The elegant front grill is no doubt expensive to manufacture, as would be the 23-inch mesh wheels. On the inside, you’ll find a 22-inch curved OLED touchscreen, and diamond-stitched, semi-aniline leather.

SUVs have come a long way from their boxy beginnings, and the GV80 would be another huge step forward – if Genesis builds something close to this concept.

Prototype 9 Concept

Infiniti’s Prototype 9 Concept is described as the reimagining of a 1930s race car. I’d call it automotive art at its finest. Truly retro, but with modern cues – like the grille – this sleek, open-wheeled roadster is driven by a prototype electric motor and battery that produces 148 hp and 236 lb/ft of torque. Drive is to the rear wheels via single-speed transmission.

The numbers aren’t huge, but the Prototype 9 will go from rest to 100 km/h in just 5.5 seconds, and reach a top speed of 170 km/h. Still, it’s only a design study – and when you’ve got the looks, who really cares about speed?

BMW i8 Roadster

Speaking of gorgeous, here’s an electric roadster you’ll be able to find at dealerships. The 2019 BMW i8 Roadster is a droptop version of the matching hybrid coupe. Like its sibling, the roadster gets a 1.5-litre three-cylinder mated to an electric motor and battery, with a combined output of 369 hp.

Horsepower numbers aside, the i8 roadster is a lightweight thanks to extensive use of aluminum and carbon fibre-reinforced polymer in the chassis and body panels. This all-wheel-drive hybrid will go from zero to 100 km/h in just 4.6 seconds.

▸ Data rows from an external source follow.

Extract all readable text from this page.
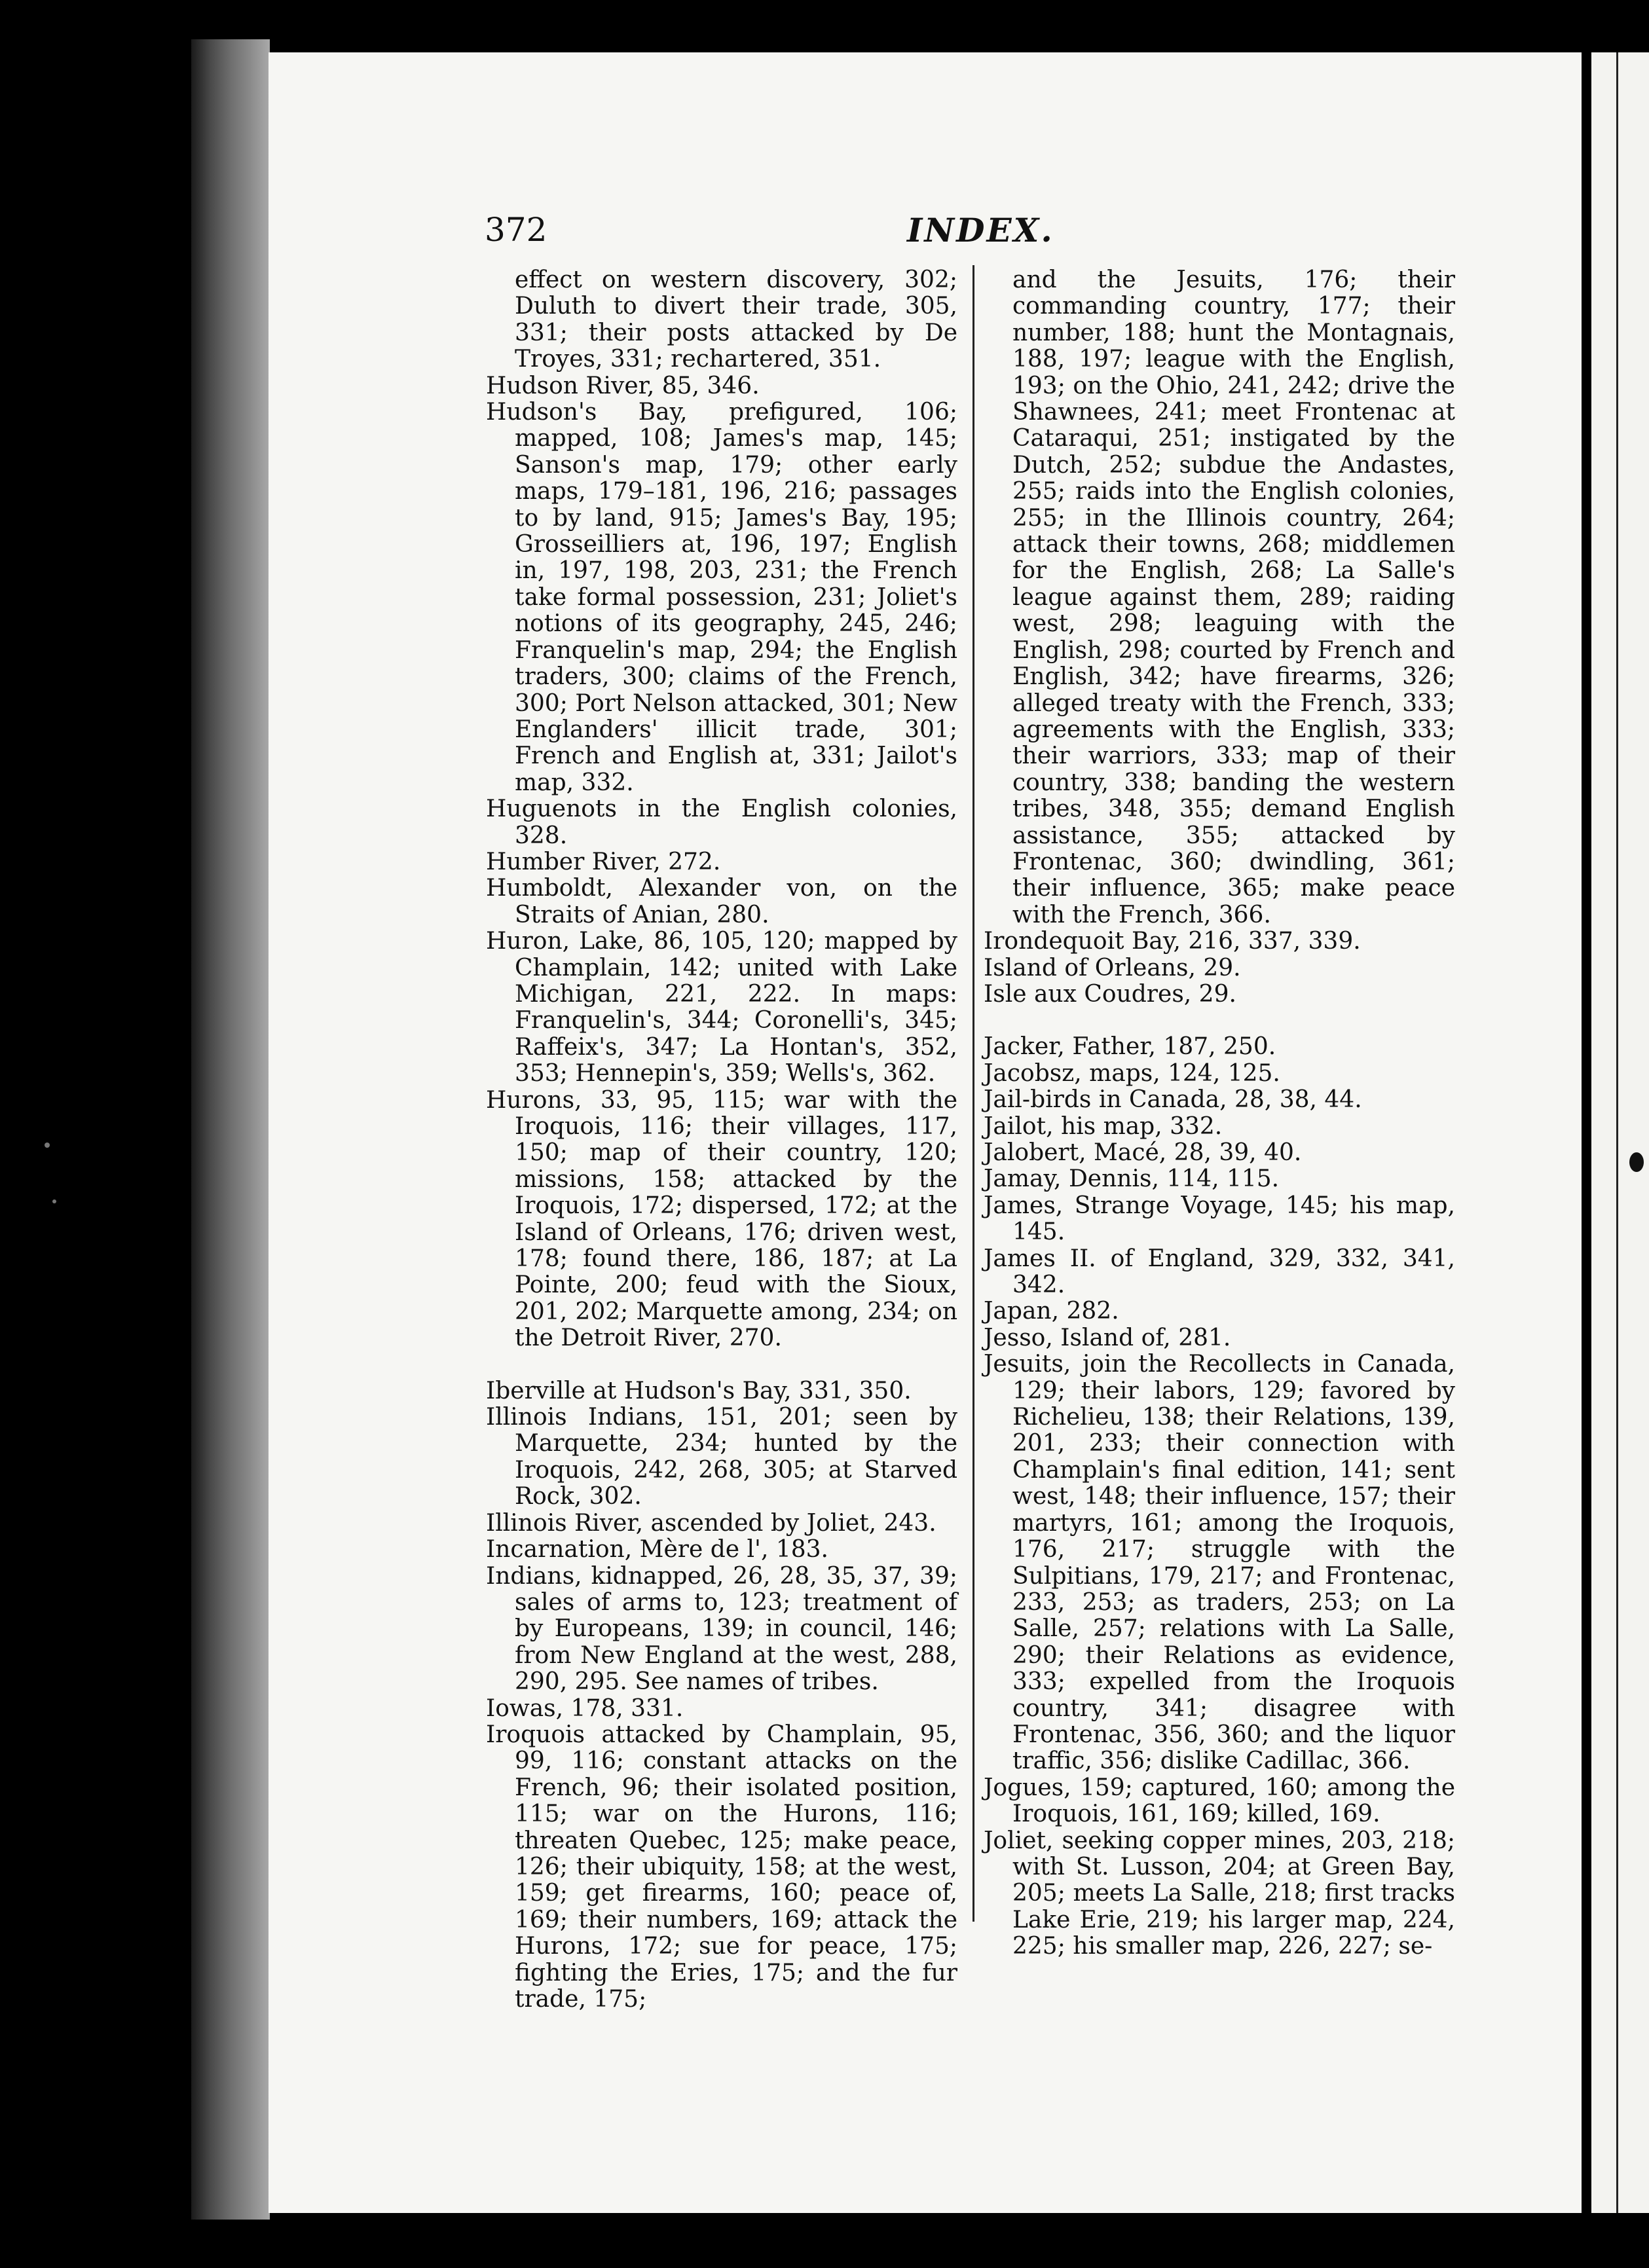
372	INDEX.

effect on western discovery, 302; Duluth to divert their trade, 305, 331; their posts attacked by De Troyes, 331; rechartered, 351.

Hudson River, 85, 346.

Hudson's Bay, prefigured, 106; mapped, 108; James's map, 145; Sanson's map, 179; other early maps, 179–181, 196, 216; passages to by land, 915; James's Bay, 195; Grosseilliers at, 196, 197; English in, 197, 198, 203, 231; the French take formal possession, 231; Joliet's notions of its geography, 245, 246; Franquelin's map, 294; the English traders, 300; claims of the French, 300; Port Nelson attacked, 301; New Englanders' illicit trade, 301; French and English at, 331; Jailot's map, 332.

Huguenots in the English colonies, 328.

Humber River, 272.

Humboldt, Alexander von, on the Straits of Anian, 280.

Huron, Lake, 86, 105, 120; mapped by Champlain, 142; united with Lake Michigan, 221, 222. In maps: Franquelin's, 344; Coronelli's, 345; Raffeix's, 347; La Hontan's, 352, 353; Hennepin's, 359; Wells's, 362.

Hurons, 33, 95, 115; war with the Iroquois, 116; their villages, 117, 150; map of their country, 120; missions, 158; attacked by the Iroquois, 172; dispersed, 172; at the Island of Orleans, 176; driven west, 178; found there, 186, 187; at La Pointe, 200; feud with the Sioux, 201, 202; Marquette among, 234; on the Detroit River, 270.

Iberville at Hudson's Bay, 331, 350.

Illinois Indians, 151, 201; seen by Marquette, 234; hunted by the Iroquois, 242, 268, 305; at Starved Rock, 302.

Illinois River, ascended by Joliet, 243.

Incarnation, Mère de l', 183.

Indians, kidnapped, 26, 28, 35, 37, 39; sales of arms to, 123; treatment of by Europeans, 139; in council, 146; from New England at the west, 288, 290, 295. See names of tribes.

Iowas, 178, 331.

Iroquois attacked by Champlain, 95, 99, 116; constant attacks on the French, 96; their isolated position, 115; war on the Hurons, 116; threaten Quebec, 125; make peace, 126; their ubiquity, 158; at the west, 159; get firearms, 160; peace of, 169; their numbers, 169; attack the Hurons, 172; sue for peace, 175; fighting the Eries, 175; and the fur trade, 175;

and the Jesuits, 176; their commanding country, 177; their number, 188; hunt the Montagnais, 188, 197; league with the English, 193; on the Ohio, 241, 242; drive the Shawnees, 241; meet Frontenac at Cataraqui, 251; instigated by the Dutch, 252; subdue the Andastes, 255; raids into the English colonies, 255; in the Illinois country, 264; attack their towns, 268; middlemen for the English, 268; La Salle's league against them, 289; raiding west, 298; leaguing with the English, 298; courted by French and English, 342; have firearms, 326; alleged treaty with the French, 333; agreements with the English, 333; their warriors, 333; map of their country, 338; banding the western tribes, 348, 355; demand English assistance, 355; attacked by Frontenac, 360; dwindling, 361; their influence, 365; make peace with the French, 366.

Irondequoit Bay, 216, 337, 339.

Island of Orleans, 29.

Isle aux Coudres, 29.

Jacker, Father, 187, 250.

Jacobsz, maps, 124, 125.

Jail-birds in Canada, 28, 38, 44.

Jailot, his map, 332.

Jalobert, Macé, 28, 39, 40.

Jamay, Dennis, 114, 115.

James, Strange Voyage, 145; his map, 145.

James II. of England, 329, 332, 341, 342.

Japan, 282.

Jesso, Island of, 281.

Jesuits, join the Recollects in Canada, 129; their labors, 129; favored by Richelieu, 138; their Relations, 139, 201, 233; their connection with Champlain's final edition, 141; sent west, 148; their influence, 157; their martyrs, 161; among the Iroquois, 176, 217; struggle with the Sulpitians, 179, 217; and Frontenac, 233, 253; as traders, 253; on La Salle, 257; relations with La Salle, 290; their Relations as evidence, 333; expelled from the Iroquois country, 341; disagree with Frontenac, 356, 360; and the liquor traffic, 356; dislike Cadillac, 366.

Jogues, 159; captured, 160; among the Iroquois, 161, 169; killed, 169.

Joliet, seeking copper mines, 203, 218; with St. Lusson, 204; at Green Bay, 205; meets La Salle, 218; first tracks Lake Erie, 219; his larger map, 224, 225; his smaller map, 226, 227; se-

Mercedes-AMG Project One Hypercar

Let’s wrap up with one of the most eye-catching rides at the Show. Okay, I’d say it’s a toss-up between the Mercedes-AMG Project One Hypercar and the Infiniti Prototype 9 Concept. But the Merc will be built – at least 275 of ‘em.

Project One brought together teams from AMG, alongside the company’s Formula One operations. And they went with a plug-in hybrid. Not the kind that’ll please green-motoring diehards, but a unit that comes from their F1 racer, combining a 1.6-litre V6 with four beefy electric motors to deliver a combined output of 1,000 hp. And you can wind it up to a screaming 11,000 rpm.

The Project One will rocket from zero to 200 km/h in less than six seconds, to a top speed of 350 km/h. Which adds yet another way to rack up a few demerit points.

I’d still like one anyway. And who knows… maybe someday this auto journalism gig will pay off.